Highlights & Insights

  • Promoting "Face" to a first-class citizen sentiment anchor: Previous TSL methods mixed faces into visual features; this paper explicitly uses the face as a query to guide audio-visual attention—subtle expressions are easier to capture than whole-scene differences, a simple intuition that hits the core of "cue discovery" in weak supervision.
  • "One-fish-two-eats" GSP weight: The same \(W_{sent}\) is used for both Global CAS calculation and for weighting positive sample selection in PSSC, allowing the "global sentiment intensity" signal to be reused for both classification and contrast, making for an efficient design.
  • Pseudo-labels from "Square Wave" to "Mound": Decaying point labels over time using \(\beta, w\) into a smooth distribution is a label smoothing idea that can be directly transferred to other point-level/timestamp weakly-supervised temporal localization tasks (action or event detection) to mitigate boundary jitter.

Limitations & Future Work

  • Strong dependence on face visibility: The method is built on the premise that "facial expressions reflect sentiment stimuli." For videos without clear faces (voiceovers, scenery, occlusions), the gains may vanish, a degradation scenario not discussed.
  • Small data scale: TSL300 has only 300 segments, and CMU-MOSEI only keeps two sentiment categories.

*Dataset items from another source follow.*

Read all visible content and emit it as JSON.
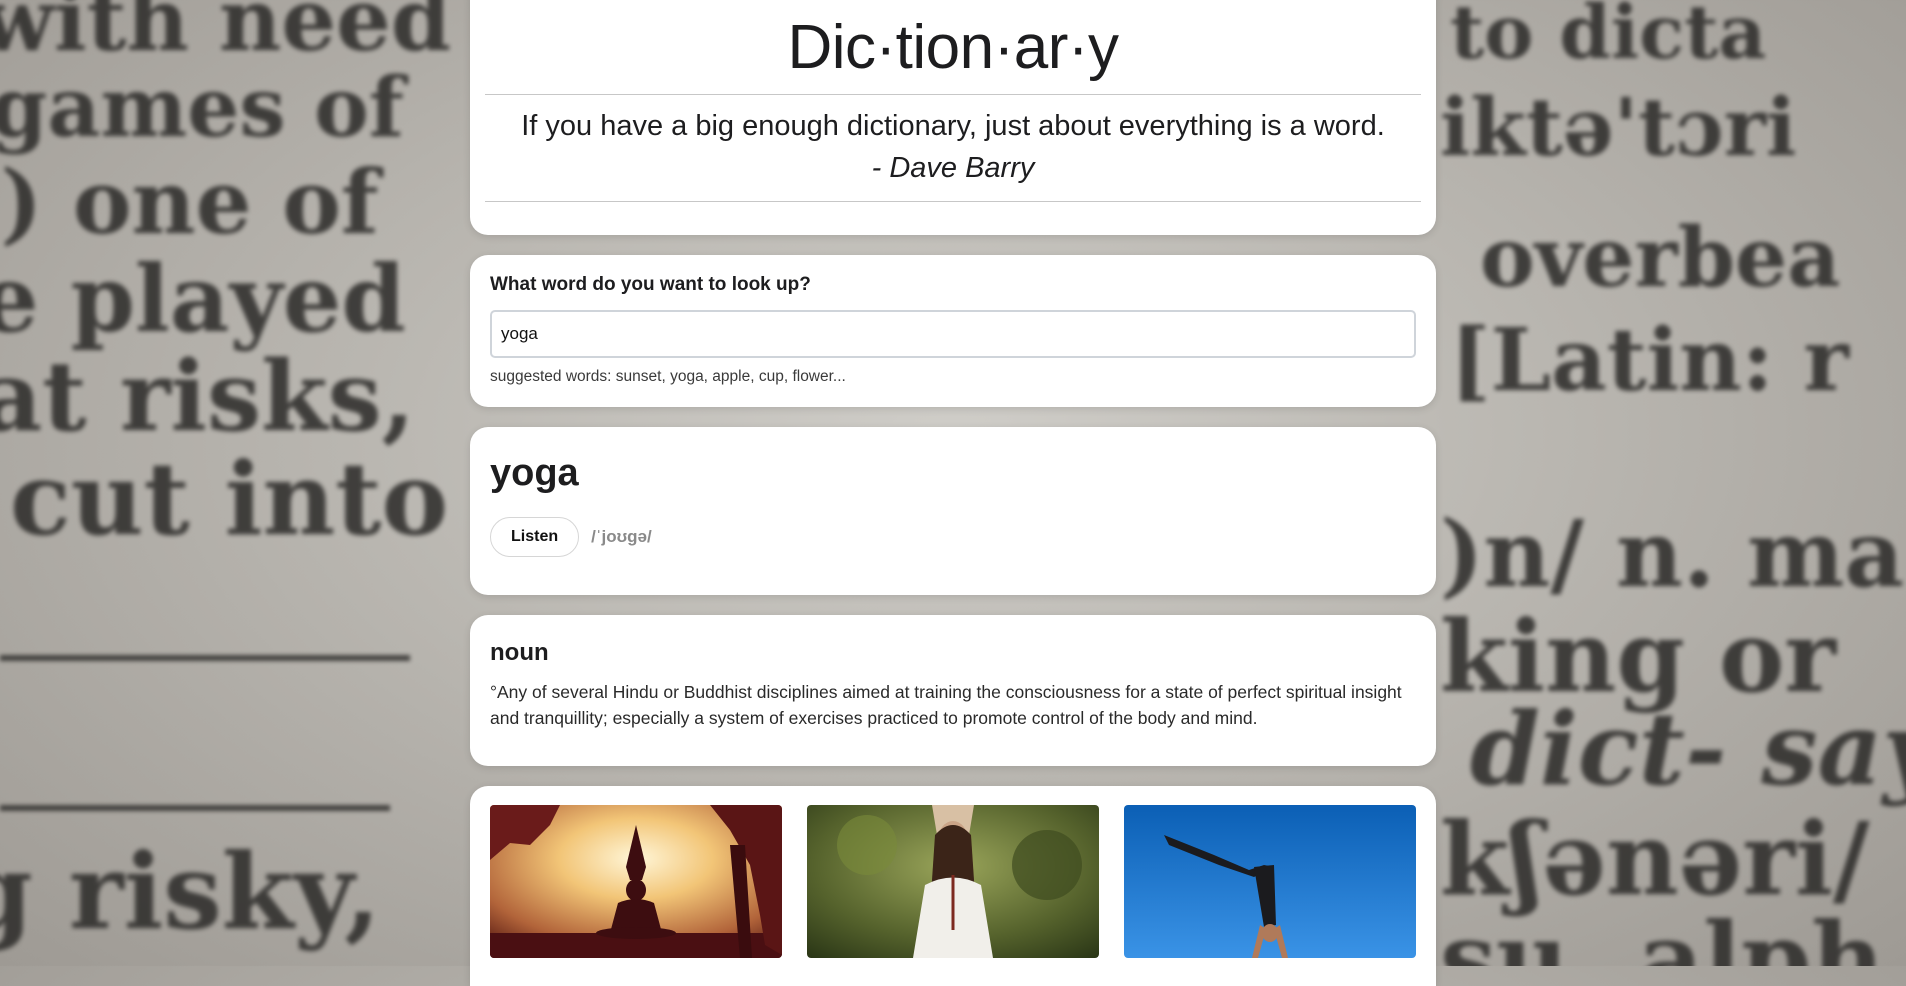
{
  "header": {
    "title": "Dic·tion·ar·y",
    "quote": "If you have a big enough dictionary, just about everything is a word.",
    "author": "- Dave Barry"
  },
  "search": {
    "label": "What word do you want to look up?",
    "value": "yoga",
    "hint": "suggested words: sunset, yoga, apple, cup, flower..."
  },
  "result": {
    "word": "yoga",
    "listen_label": "Listen",
    "phonetic": "/ˈjoʊɡə/"
  },
  "meanings": [
    {
      "part_of_speech": "noun",
      "definition": "°Any of several Hindu or Buddhist disciplines aimed at training the consciousness for a state of perfect spiritual insight and tranquillity; especially a system of exercises practiced to promote control of the body and mind."
    }
  ],
  "photos": [
    {
      "subject": "meditation-silhouette-sunset"
    },
    {
      "subject": "woman-stretching-in-forest"
    },
    {
      "subject": "handstand-against-blue-sky"
    }
  ]
}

Absolute mAP (around 20%) remains low, and generalization to finer sentiment labels or larger scales remains to be verified.
  • Sensitivity to decay shape hyperparameters: \(w=7, \beta=0.6\) were tuned on TSL300; the width of the pseudo-label "mound" directly determines boundary quality and may require retuning for other datasets ⚠️ (The original paper provides no sensitivity curves across datasets).
  • DeepFace+ResEmoteNet is a two-stage offline process; end-to-end joint optimization of facial representations is a natural direction for improvement.
  • vs. TSL [55]: Both perform point-level weakly-supervised TSL; TSL relies on inverse mapping + contrastive learning but ignores cross-modal synchrony and sentiment semantic opposition. Ours uses face guidance to explicitly model cross-modal consistency and introduces sentiment prototypes with heterogeneous negative sets in point-aware contrast, achieving 21.45% vs. 20.40% avg mAP.
  • vs. Video-level Weak Supervision (UM / CoLA / DDG-Net, etc.): These lack fine-grained temporal labels, making boundaries hard to define. FSENet uses point-level annotations + BSPG smooth pseudo-labels to provide boundary constraints, significantly leading in both average mAP and F2.
  • vs. LLM Solutions (Qwen3-Omni / LLaMA-2 LoRA): LLMs have strong reasoning but text-centric representations Struggle to align audio-visual temporal sentiment, with zero-shot reaching only 5.07% mAP. Interestingly, applying the BSPG pseudo-labels from this paper to LLaMA-2 fine-tuning can yield an additional 1.8% gain, showing the smooth boundary idea is also effective for large models.

Rating

  • Novelty: ⭐⭐⭐⭐ The combination of face guidance + point-aware contrast + boundary-smoothing pseudo-labels is relatively new in P-WTSL, though components are clever assemblies of existing paradigms.
  • Experimental Thoroughness: ⭐⭐⭐⭐ Spans three supervision settings + two datasets + LLM comparisons + multiple ablations; fair feature comparisons are particularly solid; data scale is somewhat small.
  • Writing Quality: ⭐⭐⭐⭐ Clear motivation for the three modules, complete formulas, and good text-to-figure correspondence.
  • Value: ⭐⭐⭐⭐ BSPG smooth pseudo-labels and face-guidance ideas are transferable to other weakly-supervised temporal localization tasks.